Trump’s absence from debate gives rivals room to talk issues

Republican presidential candidate Donald Trump speaks at a rally at Drake University in Des Moines, Iowa, Thursday, Jan. 28, 2016.

Republican presidential candidate Donald Trump speaks at a rally at Drake University in Des Moines, Iowa, Thursday, Jan. 28, 2016.


Front-runner Donald Trump’s boycott of the final Republican debate before the Iowa caucuses created space for his rivals to delve more deeply into their differences on immigration, foreign policy and their approach to governing.

Iowa voters kick off the 2016 nominating process with Monday’s caucuses, and they’ll provide the first indication of whether Trump’s abrupt decision to skip the debate will have any impact on his standing atop the party’s field.

His lead in Iowa had become more tenuous in recent days, as Texas Sen. Ted Cruz pulled in support from conservative and evangelical voters.

Trump’s decision to pull out of the debate over a feud with host Fox News was a gamble, particularly so close to the state of voting. He tried to steal attention away from his rivals with a competing rally that he said raised $6 million for military veterans.
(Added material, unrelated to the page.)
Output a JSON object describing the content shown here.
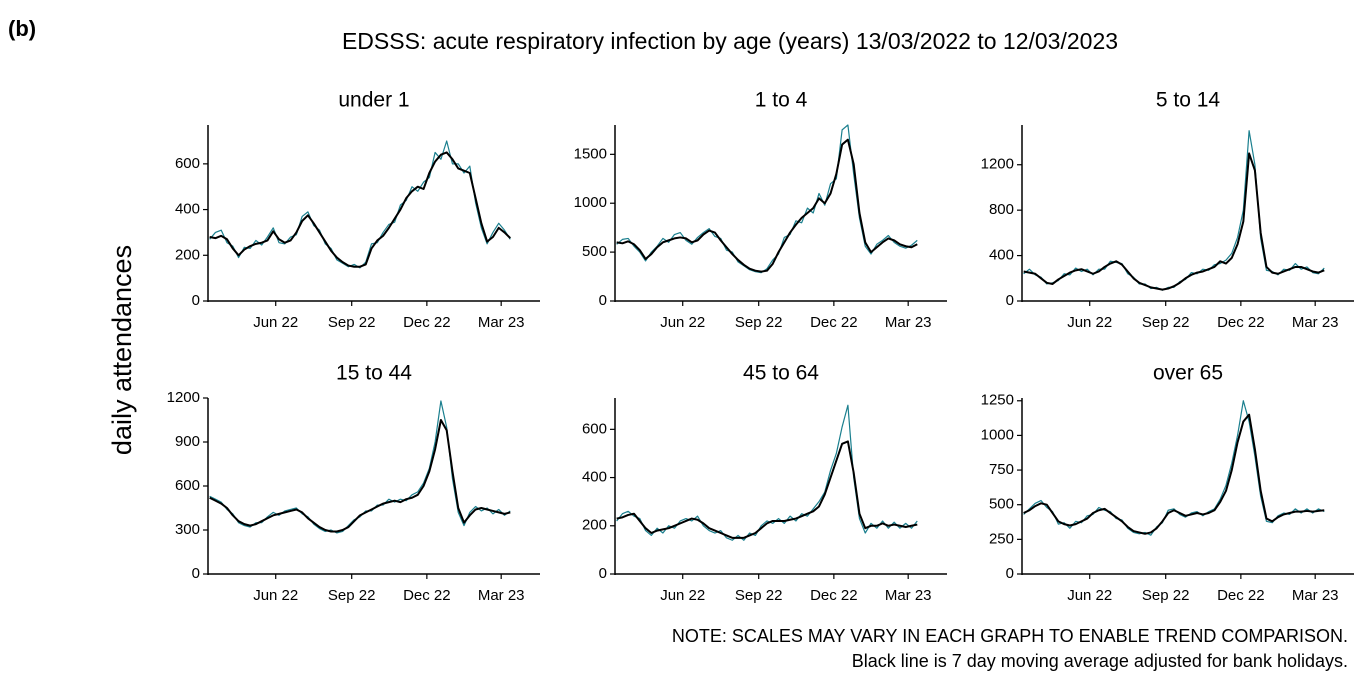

Trump’s absence put the spotlight on Cruz and Florida Sen. Marco Rubio, who needs a strong showing in Iowa in order to stay in the top tier of candidates.

The two senators were confronted with video clips suggesting they had changed their positions on immigration, one of the most contentious issues among Republicans. Both denied they had switched their own views on allowing some people in the U.S. illegally to stay.

Cruz accused Rubio of making a “politically advantageous” decision to support a 2013 Senate bill that included a pathway to citizenship, while Rubio said his Texas rival was “willing to say or do anything to get votes.”

The candidates worked hard to present themselves as best prepared to be commander in chief and take on terror threats.

Rubio pledged that as president he would go after terrorists “wherever they are. And if we capture them alive, they are going to Guantanamo.” Rubio also stood by his previous calls for shutting down mosques in the U.S. if there were indications they were being used to radicalize terrorists.

Kentucky Sen. Rand Paul warned against closing down mosques. A proponent of a more isolationist foreign policy, Paul also raised concerns about the U.S. getting involved militarily in Syria, where the Islamic State group has a stronghold.

The crowded Republican field includes more mainstream candidates who have struggled to break through in an election year where Trump, and increasingly Cruz, have tapped into voter anger with the political system. Party leaders have grown increasingly anxious for some of the more traditional candidates to step aside to allow one to rise up and challenge for the nomination.

Former Florida Gov. Jeb Bush said: “We’re just starting out. The first vote hasn’t been counted. Why don’t we let the process work?”

Bush and New Jersey Gov. Chris Christie, along with Ohio Gov. John Kasich, are looking beyond Iowa and hoping New Hampshire’s Feb. 9 primary jumpstarts their campaigns.